Yes there is a Cl- channel in the apical membrane of (probably) all intestinal epithelial cells... After all, cholera doesn't create the channel, it just jams it open... So it follows that it must be there for a physiological, not a pathophysiological purpose.

Water & ions normally move both ways (absorption & secretion) across the intestine.... perhaps even simultaneously in the same cells. In other words, there is a circulation. The apical membrane Cl- channel is what allows for secretion. The important thing is that, under normal conditions, absorption is much greater than secretion... so there is NET absorption. In pathological conditions the net absorption is reduced because the secretory component has got bigger. So, your textbook is correct, but not necessarily clear.

Strictly Speaking....

....in your notes on 'Why do we need Kidneys' - you state that the hypothalmus produces vasopressin, when in fact the posterior pituitary does!

Strictly speaking, it IS the hypothalamus which produces ADH (in the supraoptic & paraventricular nuclei). ADH flows down the axons in the hypothalamohypophyseal tract into the posterior pituitary from where it is released....

anti-ADH...

I was just curious what advantage would an ADH confer compared to a diuretic hormone, if the water channels in the collecting tubule were active all the time? I mean wouldnt producing a diuretic hormone be more efficient than ADH in terms of reduced metabolism?

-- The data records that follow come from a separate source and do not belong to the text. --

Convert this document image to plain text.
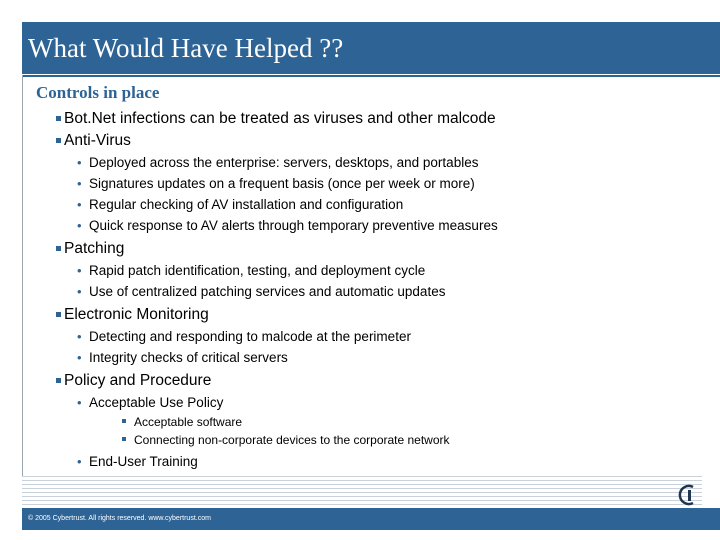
What Would Have Helped ??
Controls in place
Bot.Net infections can be treated as viruses and other malcode
Anti-Virus
• Deployed across the enterprise: servers, desktops, and portables
• Signatures updates on a frequent basis (once per week or more)
• Regular checking of AV installation and configuration
• Quick response to AV alerts through temporary preventive measures
Patching
• Rapid patch identification, testing, and deployment cycle
• Use of centralized patching services and automatic updates
Electronic Monitoring
• Detecting and responding to malcode at the perimeter
• Integrity checks of critical servers
Policy and Procedure
• Acceptable Use Policy
Acceptable software
Connecting non-corporate devices to the corporate network
• End-User Training
© 2005 Cybertrust. All rights reserved. www.cybertrust.com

If collecting duct cells "naturally" had a high water permeability then this would have to be reduced by the action of "Diuretic Hormone"... e.g. by stimulating endocytosis and channel removal, as opposed to ADH, which stimulates exocytosis and channel insertion. There may be a good reason why one is more efficient than the other, but I can't think of it right now. Anyway, ADH is what we've got.

Irrational ATPase

It seems logical that in a Na/k pump that equal numbers of each ion should be pumped accross the pump rather than the 3:2 ratio, i don't understand why that ratio occurs,

The 3:2 ratio makes the sodium pump electrogenic. In fact it allows the sodium pump to contribute to membrane potential. Only slightly in most cells, but there are data to suggest that this may be important in some electrically excitable cell types. There are some wonderfully complex mathematical molecular models for how the sodium pump works, The bottom line in one that I (tried to) read is (I think) that:"It has to be 3:2 or else the pump doesn't", or in the phrasing of the authors, "Some of the vectorial properties of an electrogenic sodium pump appear to be inescapable consequences of the nonvectorial properties of the isolated enzyme".

pH....

...what is pH exactly?

The negative log10 of the hydrogen ion concentration. This one gets asked so often it has its own help note.

Statistics...

...how much of this !@%$#%@ stats rubbish do we really need to know?

More than you think. This one also has its own help note.

Nano to Yotta...

...what is the difference between a milligram and a microgram?

1000. The answer is nearly always 1000. See the units & prefixes help note.

OzMole...

...I nearly understand moles... What is an osmole again?

A mole who used to be lead singer in Black Sabbath. See the osmolarity help note for a more sensible answer.